Miss Cassidy abriu a boca e emitiu um som que me fez lembrar um passarinho. Com a mão esquerda eu agarrara no cartão que ela preenchia e com a mão direita tirava a pistola do coldre. Miss Cassidy não se moveu, mas seus olhos estavam arregalados e piou outra vez.
Nesse momento, senti um objeto duro encostado nas minhas costas e alguém disse : — Renda-se!
Eu deveria ter compreendido o que se passara, naturalmente. Mas, neste fugidio instante em que um homem compreende que o seu plano, cuidadosamente preparado, acaba de ser reduzido a nada, deixei-me dominar pelo pânico e não notei que a ordem fora dada por uma vozinha infantil.
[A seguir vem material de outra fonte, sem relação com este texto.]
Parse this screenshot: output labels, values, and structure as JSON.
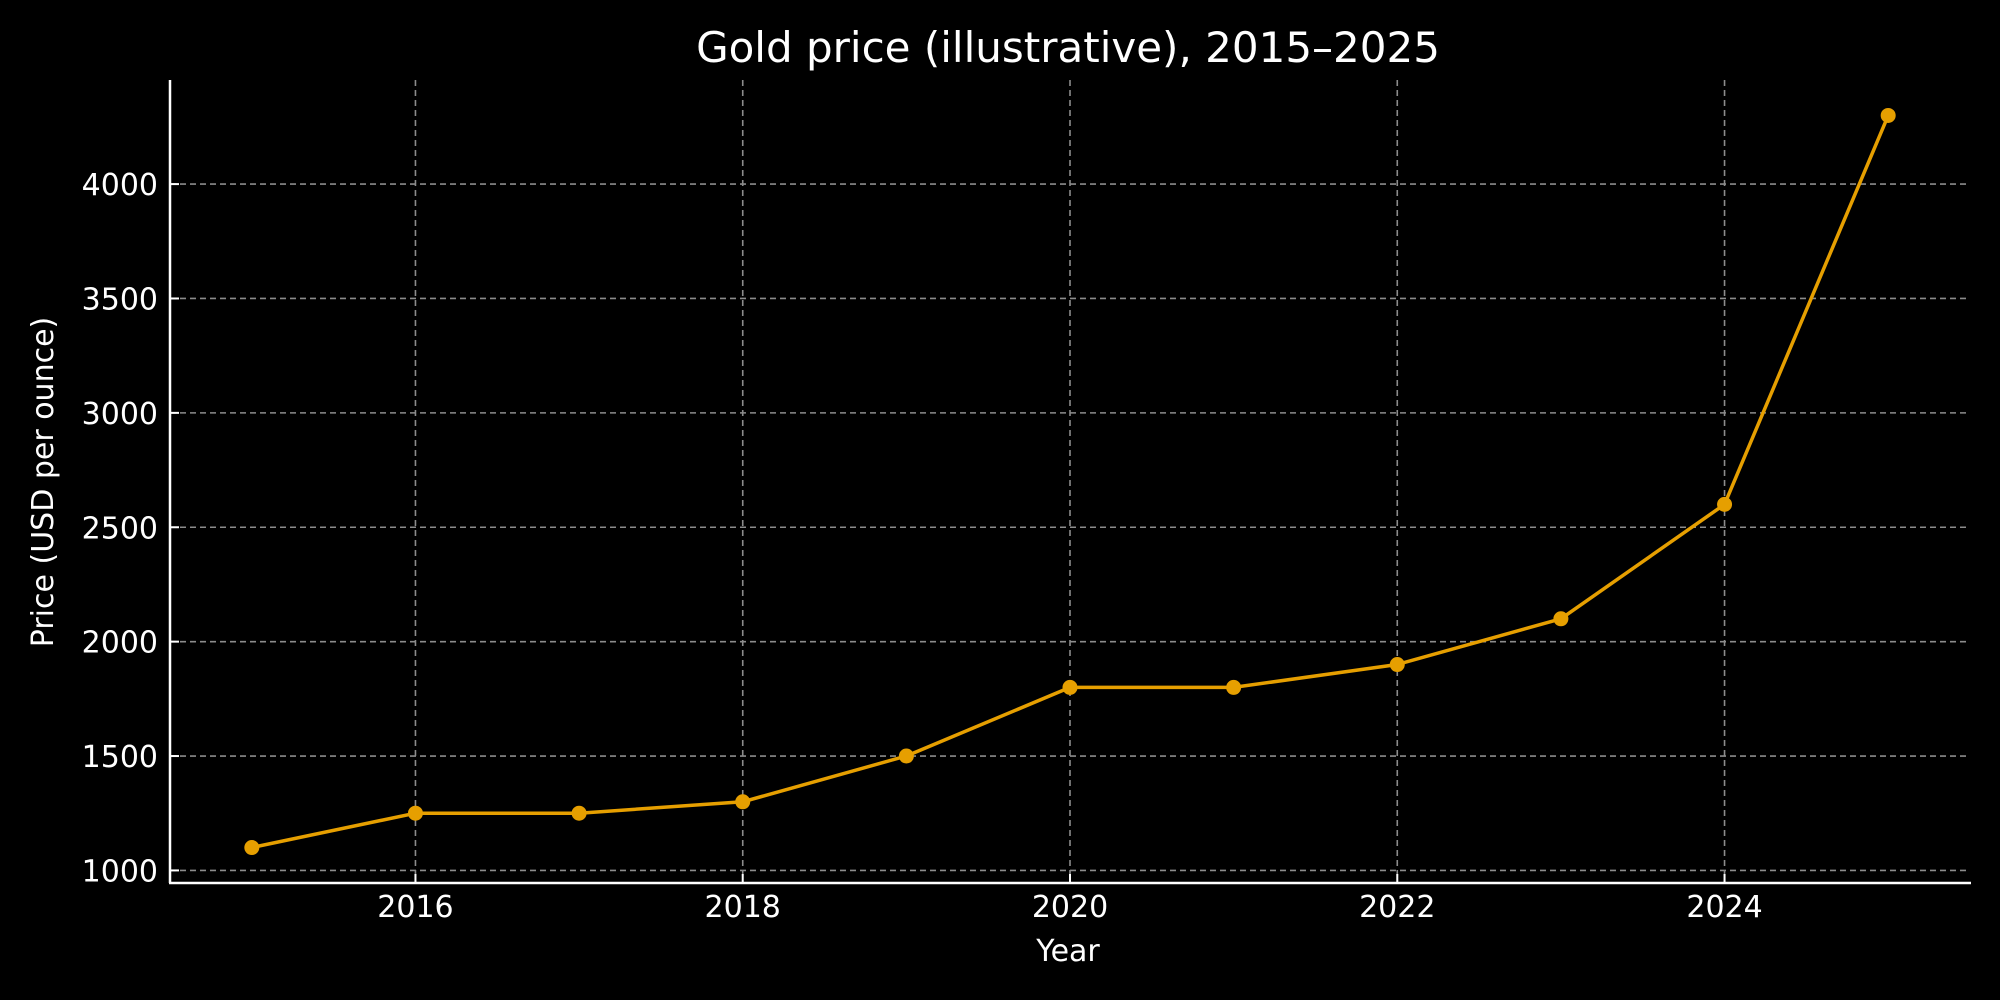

Já tinha largado a pistola quando notei isso, virando-me vi Tommy que empunhava um revólver de brinquedo. Tinha os olhos brilhantes e seus lábios tremiam, maravilhado com a própria coragem! Quando tornei a procurar a pistola, já esta se achava em poder de Miss Cassidy.
Não havia mais nada a fazer. Voltei-me e sai a correr, empurrando Tommy para o lado. Lá fora, ainda correndo, fui para o meu carro, que deixara estacionado na esquina. Tudo aconteceu sem problemas. Apenas, ao sair, quase ia caindo por cima de uma bicicleta parada junto a uma árvore, bem em frente da biblioteca. Decerto seria a de Tommy, porque preso à frente via-se uma placa brilhante onde se lia : DETECTIVE JUVENIL.